Most of all, we look to you, our former comrades in arms, to France and the United States of America. We call upon you to prove to your current allies, and to those nations with whom you might seek alliances in the future, that you will never abandon them to total destruction. We call upon you to show the world, that your allies can safely rely on your promises, and that they will not be doomed to extinction by giving you their trust.

It will soon be too late to help us in our struggle to survive extinction. Already, there are very few left of some of the forty distinct and recognizable aboriginal groups who flourished in Vietnam only a short while ago. Choose now, to help us in this hour of our desperate need. 1Choose now, to prove to your current allies, that your dedication to high ideals is no empty boast. Choose now, to show your present allies that your alliances are not one-way, deeds and streets.

We are facing extinction. We desperately need human rights, humanitarian aid, and the support of those nations that truly believe in the divinely inspired mission of these United Nations. Grant us your help to save our homeland, our culture, and our people. It is not yet too late, but time is running out quickly. Those who do not help us now may one day, many years or centuries from now, face a similar, equally desperate challenge. What will the other nations say to you then, as you appeal to them urgently for help? As you sow in the present, so you shall reap in your hour of need.

The Montagnard people have lived in the Central Highlands for thousands of years. The Vietnamese moved one million persons into our lands from 1956-1975 and more than ten million after 1975. We welcomed them and helped them to survive. Why did they repay our kindness with genocide?

Our people fought and died for French colonialism and we treated them like brothers. Why did they, in turn, give their support to the Vietnamese? Why did the French give our land away and can they now repay us with help in our greatest hour of need?

We fought and died for the Americans as loyal allies and they also promised us our freedom. But they left our country and our people to be killed by both sides of the Vietnamese conflict.

Why do the people of the world choose to protect certain races and not others? Why are the Degar people not worth saving and European people and other countries are? Have we not proved our value? Many people are remorseful of the disappearance of Native American culture and deeply regret the atrocities dealt to them. They say that they wish they could only go back in time and change things. But here we are and this is the present.

It is the same situation. Will anyone regret the loss of our culture a hundred years from now? What will they be able to do then? It will be too late. 1We are forbidden from building our longhouses, electing chiefs, wearing our traditional clothes, speaking our language, and participating in our ceremonies and festivities. We are not allowed to retain anything that is distinctly ours. We are dying at an alarming rate and our culture is disappearing. If the Vietnamese are not stopped, it is certain that this will be the last generation of the Degar culture.

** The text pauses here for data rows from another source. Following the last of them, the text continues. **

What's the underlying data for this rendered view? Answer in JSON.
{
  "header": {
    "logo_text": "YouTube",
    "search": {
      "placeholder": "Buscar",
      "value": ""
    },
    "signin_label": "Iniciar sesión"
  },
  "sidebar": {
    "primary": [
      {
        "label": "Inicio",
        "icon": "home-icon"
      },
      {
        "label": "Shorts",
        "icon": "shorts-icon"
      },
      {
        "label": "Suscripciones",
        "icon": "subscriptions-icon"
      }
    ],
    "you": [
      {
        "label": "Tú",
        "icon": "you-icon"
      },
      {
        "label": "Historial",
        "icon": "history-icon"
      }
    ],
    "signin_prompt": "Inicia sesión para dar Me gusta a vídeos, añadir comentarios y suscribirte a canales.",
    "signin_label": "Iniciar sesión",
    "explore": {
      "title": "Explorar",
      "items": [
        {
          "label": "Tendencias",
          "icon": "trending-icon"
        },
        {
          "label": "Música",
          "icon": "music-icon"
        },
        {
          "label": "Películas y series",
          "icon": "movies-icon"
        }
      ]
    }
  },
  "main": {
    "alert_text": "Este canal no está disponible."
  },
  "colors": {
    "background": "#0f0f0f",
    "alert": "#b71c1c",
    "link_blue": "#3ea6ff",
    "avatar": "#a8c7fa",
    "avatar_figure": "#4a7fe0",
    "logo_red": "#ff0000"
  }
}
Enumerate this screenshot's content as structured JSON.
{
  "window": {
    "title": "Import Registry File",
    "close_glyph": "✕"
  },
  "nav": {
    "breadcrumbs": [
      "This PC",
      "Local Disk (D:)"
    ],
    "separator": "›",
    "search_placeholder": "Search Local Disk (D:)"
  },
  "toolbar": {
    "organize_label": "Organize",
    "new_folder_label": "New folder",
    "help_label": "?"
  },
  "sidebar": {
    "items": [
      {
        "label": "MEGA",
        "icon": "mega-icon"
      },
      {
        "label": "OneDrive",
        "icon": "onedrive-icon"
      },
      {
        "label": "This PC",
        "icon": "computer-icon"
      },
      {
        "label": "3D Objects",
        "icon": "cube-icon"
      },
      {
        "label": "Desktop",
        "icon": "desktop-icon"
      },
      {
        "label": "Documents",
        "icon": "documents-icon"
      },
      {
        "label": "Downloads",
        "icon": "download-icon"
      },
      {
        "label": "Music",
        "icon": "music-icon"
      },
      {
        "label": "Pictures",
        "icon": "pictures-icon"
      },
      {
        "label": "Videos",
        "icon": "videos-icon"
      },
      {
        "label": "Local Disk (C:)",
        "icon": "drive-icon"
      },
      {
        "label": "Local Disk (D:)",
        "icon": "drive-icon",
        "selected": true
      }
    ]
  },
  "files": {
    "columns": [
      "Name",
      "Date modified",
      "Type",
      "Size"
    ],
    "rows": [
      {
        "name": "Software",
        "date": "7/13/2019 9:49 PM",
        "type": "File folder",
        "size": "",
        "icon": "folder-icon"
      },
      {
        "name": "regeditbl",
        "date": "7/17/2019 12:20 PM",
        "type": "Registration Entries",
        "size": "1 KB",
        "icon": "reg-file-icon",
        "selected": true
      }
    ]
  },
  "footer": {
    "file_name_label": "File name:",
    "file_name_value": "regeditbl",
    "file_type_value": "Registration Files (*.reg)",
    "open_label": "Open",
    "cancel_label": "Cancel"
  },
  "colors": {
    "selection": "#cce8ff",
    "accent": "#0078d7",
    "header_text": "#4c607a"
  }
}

We are the rightful owners of the land that the Vietnamese have taken. They have only lived there for a short time. Why should anyone be concerned about the effects of dispossessing the Vietnamese who are foreigners and newcomers to our homeland, when no one cares about the effects of dispossessing our people who have lived there for thousands of years? 1We are on our hands and knees, begging someone to help us. We are only asking for what is rightfully ours. We just want to be allowed to live freely and peacefully. Is there anyone in this world who will help the Degar people?